A proposta dispõe sobre as condições para o uso de dinheiro em espécie em transações de qualquer natureza, incluindo comércio, pagamentos e posse de recursos em espécie, e prevê a possibilidade de apreensão e confisco de valores que estiverem em desacordo com as regras estabelecidas.
Originalmente, o texto do PL previa limites rígidos sobre transações em dinheiro físico, como proibição de pagamentos acima de R$ 10 mil em espécie, vedação de circulação acima de R$ 100 mil e restrição à posse de valores superiores a R$ 300 mil — sob pena de multa ou confisco.
Na versão mais recente aprovada pela CCJ, o Conselho Monetário Nacional (CMN) foi encarregado de definir os parâmetros e valores máximos aplicáveis, consultando também o Conselho de Controle de Atividades Financeiras (Coaf).

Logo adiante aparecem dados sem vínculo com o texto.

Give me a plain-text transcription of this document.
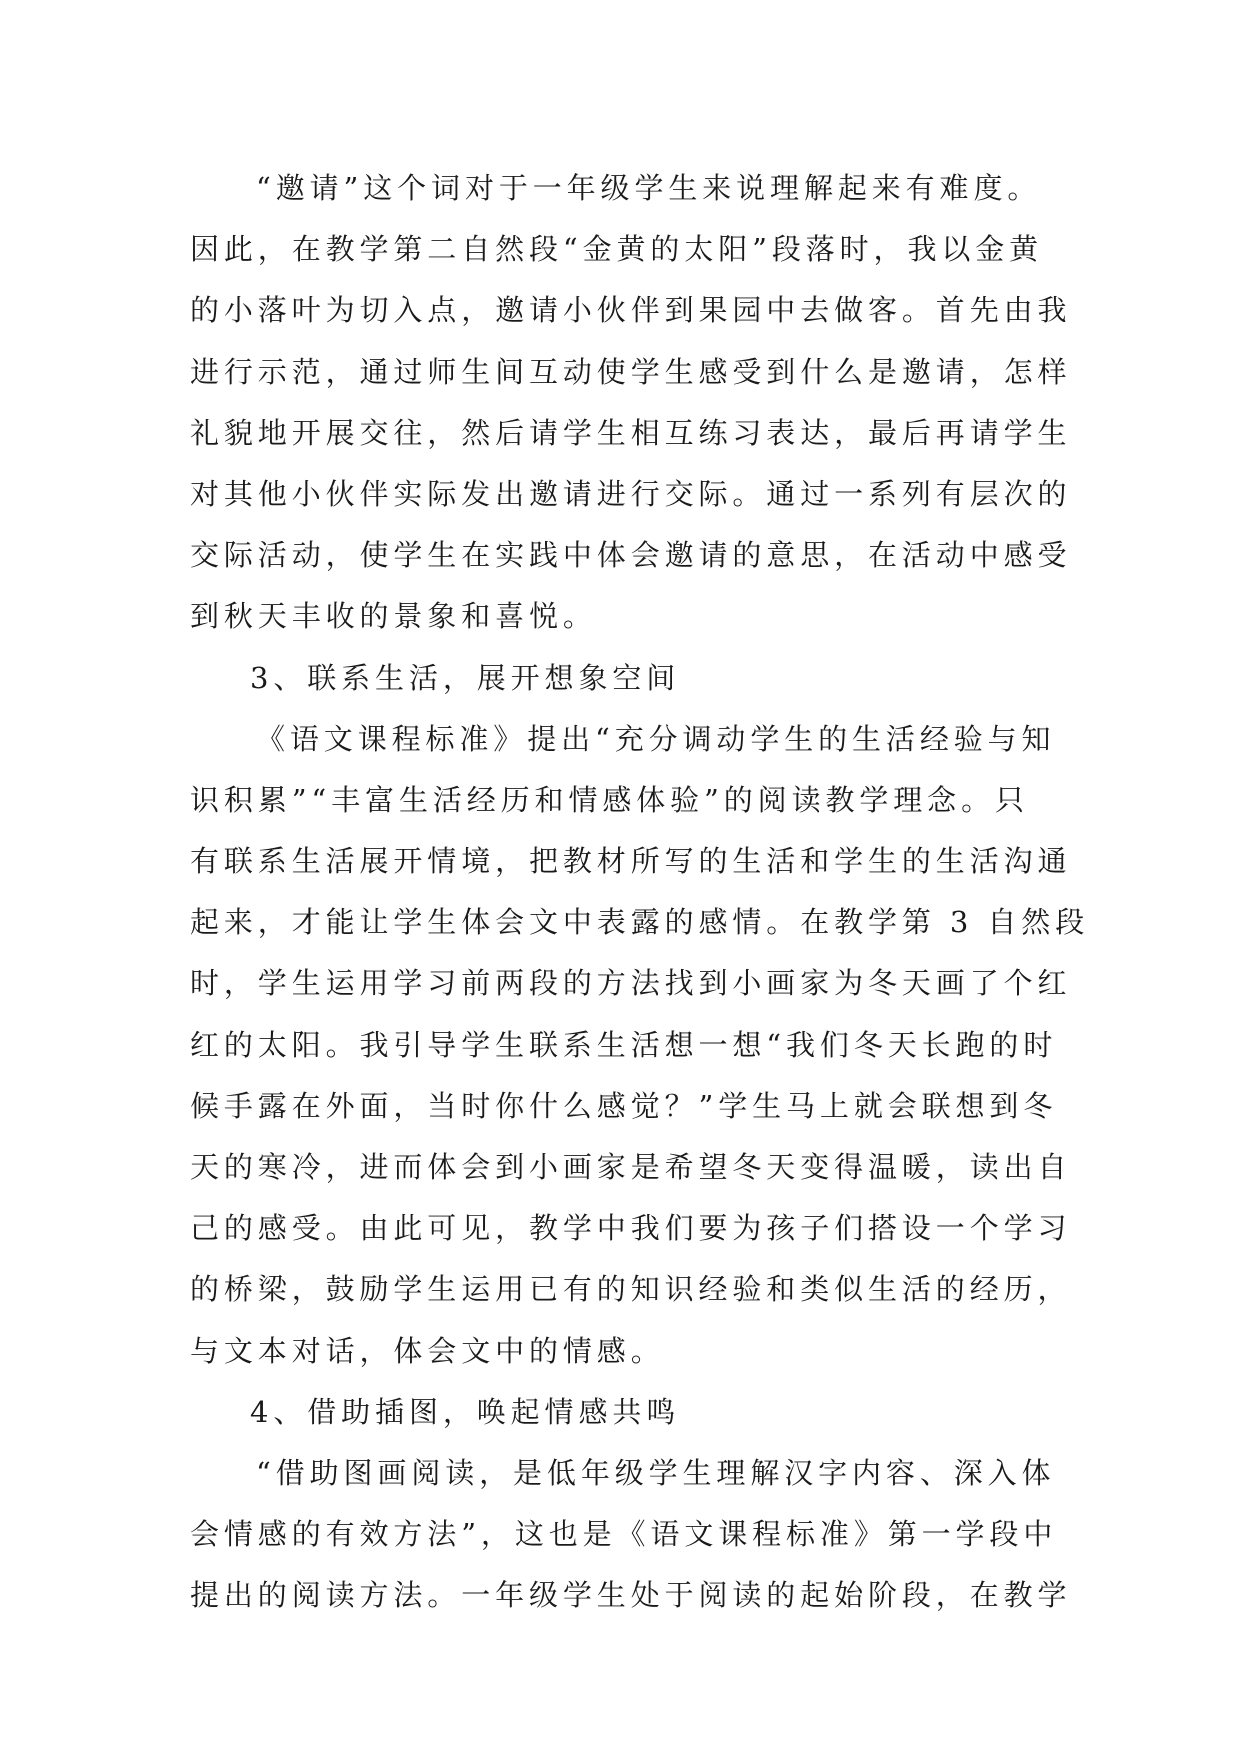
“邀请”这个词对于一年级学生来说理解起来有难度。
因此，在教学第二自然段“金黄的太阳”段落时，我以金黄
的小落叶为切入点，邀请小伙伴到果园中去做客。首先由我
进行示范，通过师生间互动使学生感受到什么是邀请，怎样
礼貌地开展交往，然后请学生相互练习表达，最后再请学生
对其他小伙伴实际发出邀请进行交际。通过一系列有层次的
交际活动，使学生在实践中体会邀请的意思，在活动中感受
到秋天丰收的景象和喜悦。
3、联系生活，展开想象空间
《语文课程标准》提出“充分调动学生的生活经验与知
识积累”“丰富生活经历和情感体验”的阅读教学理念。只
有联系生活展开情境，把教材所写的生活和学生的生活沟通
起来，才能让学生体会文中表露的感情。在教学第 3 自然段
时，学生运用学习前两段的方法找到小画家为冬天画了个红
红的太阳。我引导学生联系生活想一想“我们冬天长跑的时
候手露在外面，当时你什么感觉？”学生马上就会联想到冬
天的寒冷，进而体会到小画家是希望冬天变得温暖，读出自
己的感受。由此可见，教学中我们要为孩子们搭设一个学习
的桥梁，鼓励学生运用已有的知识经验和类似生活的经历，
与文本对话，体会文中的情感。
4、借助插图，唤起情感共鸣
“借助图画阅读，是低年级学生理解汉字内容、深入体
会情感的有效方法”，这也是《语文课程标准》第一学段中
提出的阅读方法。一年级学生处于阅读的起始阶段，在教学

O substitutivo aprovado manteve, por exemplo, a proibição de uso de dinheiro em espécie em transações imobiliárias, mas retirou do texto valores absolutos para dar espaço à regulamentação técnica posterior.
Os defensores da proposta argumentam que as novas regras reforçam o combate à lavagem de dinheiro, à corrupção e à ocultação de bens, ao dificultar a movimentação de grandes somas em espécie sem rastreamento.
No entanto, opositores e setores econômicos expressam preocupações sobre impacto na liberdade econômica e no uso legítimo de dinheiro físico por cidadãos e empresas, especialmente pequenas e médias, que muitas vezes ainda dependem de transações sem intermediação bancária. A ideia de Estado regulador definindo limites para posse e movimentação de dinheiro vivo desperta debate sobre o alcance do poder estatal sobre decisões financeiras individuais em um país com desigualdade de acesso a serviços bancários.
O autor do projeto, Flávio Arns, é figura conhecida no Congresso com uma longa carreira política. Professor e advogado de formação, Arns já foi deputado federal por três mandatos, senador da República em outras legislaturas e vice-governador do Paraná antes de reassumir cadeira no Senado em 2019. Ele é membro de uma família com tradição política e social e teve trajetória marcada por atuação em áreas sociais, como educação, inclusão de pessoas com deficiência e políticas públicas.

Arns transitou por diferentes partidos ao longo da carreira — passando por PSDB, PT e Rede Sustentabilidade antes de se filiar ao PSB, atual sigla sob a qual atua no Senado.
O PL 3951/2019 ainda não foi votado em plenário, e sua tramitação será observada de perto por economistas, entidades de defesa de direitos civis e setor financeiro, dado o potencial impacto nas práticas cotidianas de uso de dinheiro, confiança jurídica e liberdade econômica em um país onde a cultura do dinheiro em espécie ainda é relevante.